We can’t tell the camera what to do. Excuse me. One has to tell the camera what to do, and that is the best part of the process. It’s not the hike there or the long paddle or whatever. It’s looking through the viewfinder. And, as Robert Adams might say, creating order out of chaos. My sense of order tends toward beauty. Especially if I’m doing this project of the dying swamp, I should make my subject look its best. I don’t know how to take ugly photographs. It’s not something I really want to learn.

From a technical point of view, describe your approach using a medium format camera. Is there any particular aesthetic principle?

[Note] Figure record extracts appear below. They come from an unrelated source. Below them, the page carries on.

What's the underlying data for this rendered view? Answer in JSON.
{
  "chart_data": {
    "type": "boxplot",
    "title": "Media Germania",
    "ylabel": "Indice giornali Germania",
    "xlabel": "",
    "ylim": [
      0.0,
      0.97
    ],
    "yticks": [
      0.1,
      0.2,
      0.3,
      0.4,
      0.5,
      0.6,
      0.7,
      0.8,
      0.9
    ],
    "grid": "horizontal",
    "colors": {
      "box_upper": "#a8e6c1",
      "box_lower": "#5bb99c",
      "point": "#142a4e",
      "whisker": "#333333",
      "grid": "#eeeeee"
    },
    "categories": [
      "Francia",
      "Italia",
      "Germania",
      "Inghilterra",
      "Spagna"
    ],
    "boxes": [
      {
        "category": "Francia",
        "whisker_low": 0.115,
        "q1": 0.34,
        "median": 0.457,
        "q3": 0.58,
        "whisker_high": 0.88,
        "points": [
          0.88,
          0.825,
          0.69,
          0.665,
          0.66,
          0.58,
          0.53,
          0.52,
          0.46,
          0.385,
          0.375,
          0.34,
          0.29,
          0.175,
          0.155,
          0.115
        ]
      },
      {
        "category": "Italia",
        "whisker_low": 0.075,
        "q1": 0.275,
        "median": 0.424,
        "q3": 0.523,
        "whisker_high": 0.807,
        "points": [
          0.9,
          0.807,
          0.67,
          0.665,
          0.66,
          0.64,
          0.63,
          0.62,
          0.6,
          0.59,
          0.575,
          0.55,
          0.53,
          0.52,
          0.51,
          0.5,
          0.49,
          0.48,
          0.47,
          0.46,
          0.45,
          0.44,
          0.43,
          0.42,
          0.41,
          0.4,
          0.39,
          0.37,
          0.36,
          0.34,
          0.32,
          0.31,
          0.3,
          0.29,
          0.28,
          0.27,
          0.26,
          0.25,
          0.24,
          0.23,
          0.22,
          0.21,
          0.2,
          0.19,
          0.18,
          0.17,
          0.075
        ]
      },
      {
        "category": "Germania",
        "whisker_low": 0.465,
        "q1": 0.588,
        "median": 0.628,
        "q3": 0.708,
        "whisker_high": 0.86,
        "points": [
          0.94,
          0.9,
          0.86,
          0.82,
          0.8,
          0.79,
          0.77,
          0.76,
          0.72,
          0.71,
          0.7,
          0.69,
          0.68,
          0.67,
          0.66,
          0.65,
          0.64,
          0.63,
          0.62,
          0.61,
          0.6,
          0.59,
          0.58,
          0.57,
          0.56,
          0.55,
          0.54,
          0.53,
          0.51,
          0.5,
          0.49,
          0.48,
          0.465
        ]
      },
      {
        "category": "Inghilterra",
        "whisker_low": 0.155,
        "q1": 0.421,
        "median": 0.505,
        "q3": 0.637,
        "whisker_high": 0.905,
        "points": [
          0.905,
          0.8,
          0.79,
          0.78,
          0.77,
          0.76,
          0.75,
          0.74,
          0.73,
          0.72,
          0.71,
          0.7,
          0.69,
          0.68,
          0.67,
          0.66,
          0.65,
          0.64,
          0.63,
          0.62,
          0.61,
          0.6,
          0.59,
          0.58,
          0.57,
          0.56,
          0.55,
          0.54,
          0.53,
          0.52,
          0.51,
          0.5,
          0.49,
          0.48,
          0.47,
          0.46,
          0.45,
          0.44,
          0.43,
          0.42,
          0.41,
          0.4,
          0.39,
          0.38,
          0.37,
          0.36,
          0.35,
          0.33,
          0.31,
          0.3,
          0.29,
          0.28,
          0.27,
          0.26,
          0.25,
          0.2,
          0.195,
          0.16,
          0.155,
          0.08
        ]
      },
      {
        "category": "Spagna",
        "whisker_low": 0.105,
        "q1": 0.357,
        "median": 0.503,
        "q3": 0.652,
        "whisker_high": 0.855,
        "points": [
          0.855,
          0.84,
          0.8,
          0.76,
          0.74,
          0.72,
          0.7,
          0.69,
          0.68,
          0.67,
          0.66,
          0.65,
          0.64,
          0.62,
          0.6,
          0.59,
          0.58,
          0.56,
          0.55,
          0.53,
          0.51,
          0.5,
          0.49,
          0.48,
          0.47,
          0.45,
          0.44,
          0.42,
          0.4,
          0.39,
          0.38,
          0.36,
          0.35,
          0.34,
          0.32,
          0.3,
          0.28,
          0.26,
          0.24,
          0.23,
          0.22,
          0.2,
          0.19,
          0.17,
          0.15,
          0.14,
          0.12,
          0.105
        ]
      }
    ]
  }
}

No, there isn’t. One of the things that makes it engaging for me is that I will paddle around a bend in the creek. And I’ve been on that creek many, many times over the course of 30 or 40 years, and I will see something that’s new to me, or it’s the light, or more trees have fallen into the creek and it looks different or better. It’s up to me to make a quick decision. Is it something that I’m going to photograph from the canoe? Hand-holding the heavy medium format camera and not have any stability because I’m in a canoe? Or am I going to paddle over somewhere or get in the water? Those are just logistical questions, but it helps me. I will immediately get the camera out–it’s in a dry box, at my knees–and look through the viewfinder and try to make sense of what I’m seeing and how I want to render it. The easier way of shooting is to only walk around on dry land, but you can’t always do that. There’s less and less dry land there. Then I can use a tripod and cable and make a 10-second exposure. The photographs made from the canoe are more shooting from the hip. You just get this very large, heavy camera and do your best.
In the book, you write about the fog, which obviously is so evocative and powerful ….
It is one of the reasons why I dealt with it in the text. When you’re shooting in the fog you’re going to get photographs that are less clear, obviously. At first I steered clear of the fog, but it’s there. I like to shoot the most down there in the winter, when the arc of the sun is lower in the sky. The swamp has no more trees. There was no shade, so that was a problem. But the fog is there, it’s a fact of life in the winter, in the swamp where it’s very humid and there’s this water that’s always pretty much 72 degrees. You can’t avoid it. I thought it was emblematic of this whole place disappearing.


God knows it’s a terrible rabbit hole talking about Florida politics or efforts to regulate anything in the state. Do you have any hopes that these images might make some positive impact?
I would love to have the photography in the project stimulate a lot of discussion. It’s disappointing to me that the state—with all the science they put into water management, districts and boards and the policy for when the state will allow a property owner to extract water and when they won’t—to know that this was allowed to happen. My purpose beginning was nebulous to me. I felt like I needed to say goodbye to the place and to close the book on all the nice old photographs that I had done. Once I started the book, the press and I realized all those old photographs, when used side by side, can be really useful. I said, “Yeah, I know.” So we did. The thing I was most concerned with, since I was shocked by it, was to make it clear that this is happening now. It’s real. It’s now. And this is what it looks like. This is all film. There’s no retouching. This is truthful and accurate. I felt that it was important that others see it and know that this is happening.